De gouden eeuw van de cisterciënzers was de 12e eeuw. Maar al voor het einde van die eeuw overtraden veel abdijen enkele van de meest essentiële statuten door rijkdom te vergaren – door kerken, landheren en tienden aan te nemen en door handelstransacties in wol en graan. Ook de tucht ging achteruit. De fenomenale uitbreiding van de orde maakte het onmogelijk om de voorschriften van het jaarlijkse kapittel en de jaarlijkse visitaties van de dochterhuizen door de abten van de moederhuizen na te leven. Bovendien werd het recht van de huizen om hun abten te kiezen dikwijls vervangen door een systeem van commendicatie, waarbij abten, die meestal geen lid van de orde waren en zich vaak alleen bezighielden met de inkomsten van de abdijen, werden benoemd door wereldlijke heersers of door de paus. Na de protestantse reformatie verdwenen de cisterciënzer monniken uit Noord-Europa, en waar zij overleefden, vochten abdijen om hun bestaan.
Niettemin vonden er in Frankrijk gedurende de 16e en 17e eeuw hervormingsbewegingen plaats. De meest opmerkelijke hervorming, omdat zij uitmondde in een splitsing die tot op heden voortduurt, is vooral terug te voeren op de inspanningen van Armand-Jean Le Bouthillier de Rancé, die in 1664 abt van La Trappe werd. Hij was zo succesvol in het herstellen van een evenwichtige regel van stilte, gebed, handenarbeid en afzondering van de wereld, dat de verschillende pogingen tot een strikte naleving in de volksmond geassocieerd werden met de naam Trappisten.

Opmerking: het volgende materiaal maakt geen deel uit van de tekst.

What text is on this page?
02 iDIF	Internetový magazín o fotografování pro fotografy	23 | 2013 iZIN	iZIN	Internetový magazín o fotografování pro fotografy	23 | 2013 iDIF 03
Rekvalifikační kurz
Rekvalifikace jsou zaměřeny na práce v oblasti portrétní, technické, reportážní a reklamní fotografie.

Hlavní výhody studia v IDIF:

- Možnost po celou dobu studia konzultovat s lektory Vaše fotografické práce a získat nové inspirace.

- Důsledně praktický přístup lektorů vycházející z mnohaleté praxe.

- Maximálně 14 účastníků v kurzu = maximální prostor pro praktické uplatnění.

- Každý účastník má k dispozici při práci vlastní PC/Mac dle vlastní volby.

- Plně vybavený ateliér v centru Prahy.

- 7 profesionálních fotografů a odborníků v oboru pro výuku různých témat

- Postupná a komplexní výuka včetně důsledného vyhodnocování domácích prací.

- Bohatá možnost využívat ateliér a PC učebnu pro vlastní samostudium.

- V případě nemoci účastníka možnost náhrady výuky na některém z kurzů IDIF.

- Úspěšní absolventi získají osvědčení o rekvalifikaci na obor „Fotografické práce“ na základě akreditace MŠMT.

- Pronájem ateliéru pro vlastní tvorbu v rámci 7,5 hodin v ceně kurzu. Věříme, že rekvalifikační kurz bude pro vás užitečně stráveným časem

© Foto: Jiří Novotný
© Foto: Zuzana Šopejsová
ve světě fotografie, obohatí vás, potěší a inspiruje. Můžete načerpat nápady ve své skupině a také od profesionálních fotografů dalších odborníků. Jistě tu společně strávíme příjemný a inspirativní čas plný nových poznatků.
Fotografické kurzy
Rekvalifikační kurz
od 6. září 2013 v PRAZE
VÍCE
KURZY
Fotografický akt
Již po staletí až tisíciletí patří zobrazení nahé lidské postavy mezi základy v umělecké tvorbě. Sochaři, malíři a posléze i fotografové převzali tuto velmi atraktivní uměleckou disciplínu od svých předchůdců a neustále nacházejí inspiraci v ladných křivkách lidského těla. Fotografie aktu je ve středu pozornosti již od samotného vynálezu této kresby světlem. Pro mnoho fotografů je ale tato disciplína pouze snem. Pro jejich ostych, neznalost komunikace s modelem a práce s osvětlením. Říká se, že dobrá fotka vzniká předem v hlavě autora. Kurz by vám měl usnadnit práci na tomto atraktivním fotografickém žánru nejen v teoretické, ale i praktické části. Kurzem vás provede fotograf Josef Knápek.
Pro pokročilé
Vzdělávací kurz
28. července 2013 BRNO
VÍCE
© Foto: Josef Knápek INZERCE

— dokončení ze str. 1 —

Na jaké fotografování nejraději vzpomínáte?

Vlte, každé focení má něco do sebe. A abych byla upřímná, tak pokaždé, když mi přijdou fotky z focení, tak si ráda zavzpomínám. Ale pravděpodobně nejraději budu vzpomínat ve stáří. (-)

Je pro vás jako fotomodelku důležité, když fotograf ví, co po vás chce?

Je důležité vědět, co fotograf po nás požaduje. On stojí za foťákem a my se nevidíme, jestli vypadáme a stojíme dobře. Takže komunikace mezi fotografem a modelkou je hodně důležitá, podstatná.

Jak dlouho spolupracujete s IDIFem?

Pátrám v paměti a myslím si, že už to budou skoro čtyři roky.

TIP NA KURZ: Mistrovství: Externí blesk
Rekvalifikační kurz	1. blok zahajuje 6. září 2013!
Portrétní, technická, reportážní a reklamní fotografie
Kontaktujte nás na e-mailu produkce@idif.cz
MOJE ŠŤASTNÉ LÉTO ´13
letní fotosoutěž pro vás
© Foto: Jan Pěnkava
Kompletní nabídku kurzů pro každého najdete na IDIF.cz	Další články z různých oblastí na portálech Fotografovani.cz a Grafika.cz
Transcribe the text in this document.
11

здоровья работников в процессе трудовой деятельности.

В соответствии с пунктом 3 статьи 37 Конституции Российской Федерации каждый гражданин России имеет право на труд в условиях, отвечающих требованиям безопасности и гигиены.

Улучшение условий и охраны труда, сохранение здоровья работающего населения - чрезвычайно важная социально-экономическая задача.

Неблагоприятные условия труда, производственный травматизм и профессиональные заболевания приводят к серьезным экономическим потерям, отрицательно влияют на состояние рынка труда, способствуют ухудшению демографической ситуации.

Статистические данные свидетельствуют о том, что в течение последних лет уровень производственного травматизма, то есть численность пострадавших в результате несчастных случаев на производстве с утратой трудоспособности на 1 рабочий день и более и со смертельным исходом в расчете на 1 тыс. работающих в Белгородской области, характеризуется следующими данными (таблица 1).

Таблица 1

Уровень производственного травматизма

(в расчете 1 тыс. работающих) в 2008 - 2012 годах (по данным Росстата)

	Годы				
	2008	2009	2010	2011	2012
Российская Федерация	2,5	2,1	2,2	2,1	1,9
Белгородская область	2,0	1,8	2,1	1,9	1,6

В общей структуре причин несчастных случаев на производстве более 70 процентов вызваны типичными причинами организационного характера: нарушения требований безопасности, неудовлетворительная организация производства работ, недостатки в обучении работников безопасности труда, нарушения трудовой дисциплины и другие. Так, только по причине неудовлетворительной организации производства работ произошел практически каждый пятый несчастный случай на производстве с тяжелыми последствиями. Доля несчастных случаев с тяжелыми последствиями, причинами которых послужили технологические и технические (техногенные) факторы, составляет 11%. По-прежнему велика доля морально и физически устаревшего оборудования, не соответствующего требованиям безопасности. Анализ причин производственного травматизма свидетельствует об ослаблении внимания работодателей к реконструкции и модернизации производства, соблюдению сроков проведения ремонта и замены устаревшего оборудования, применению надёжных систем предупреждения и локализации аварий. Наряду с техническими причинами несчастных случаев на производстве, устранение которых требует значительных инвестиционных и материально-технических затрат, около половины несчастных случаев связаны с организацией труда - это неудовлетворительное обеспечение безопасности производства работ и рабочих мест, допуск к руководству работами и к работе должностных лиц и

Vóór de moderniserende hervormingen van het Tweede Vaticaans Concilie sliepen, aten en werkten de monniken van de Orde van Cisterciënzers van de Strikte Observantie (O.C.S.O.) gezamenlijk in eeuwigdurende stilte; zij hielden zich ook aan inspannende vastenperioden, waarbij zij zich onthielden van vlees, vis en eieren. Sinds de jaren 1960 zijn deze praktijken echter gewijzigd en in veel kloosters slapen de monniken niet meer in gemeenschappelijke slaapzalen en houden ze zich niet meer aan de vasten of de eeuwige stilte. De modernisering van de rooms-katholieke kerk, die meer de nadruk legt op individualiteit, heeft geleid tot verscheidenheid tussen de verschillende trappistenkloosters, terwijl vroeger alle abdijen zich hielden aan een uniform geheel van regels en tradities.
Intussen heeft de oorspronkelijke orde, nu bekend als de Cisterciënzerorde of Cisterciënzers van de Gemeenschappelijke Observantie (O.Cist.), na een meer gematigde hervorming begonnen in 1666, zich voortgezet met een rustige welvaart. Sommige van haar congregaties verschillen in hun praktijken weinig van de Strikte Observantie. In beide orden is er een opleving geweest van literair werk.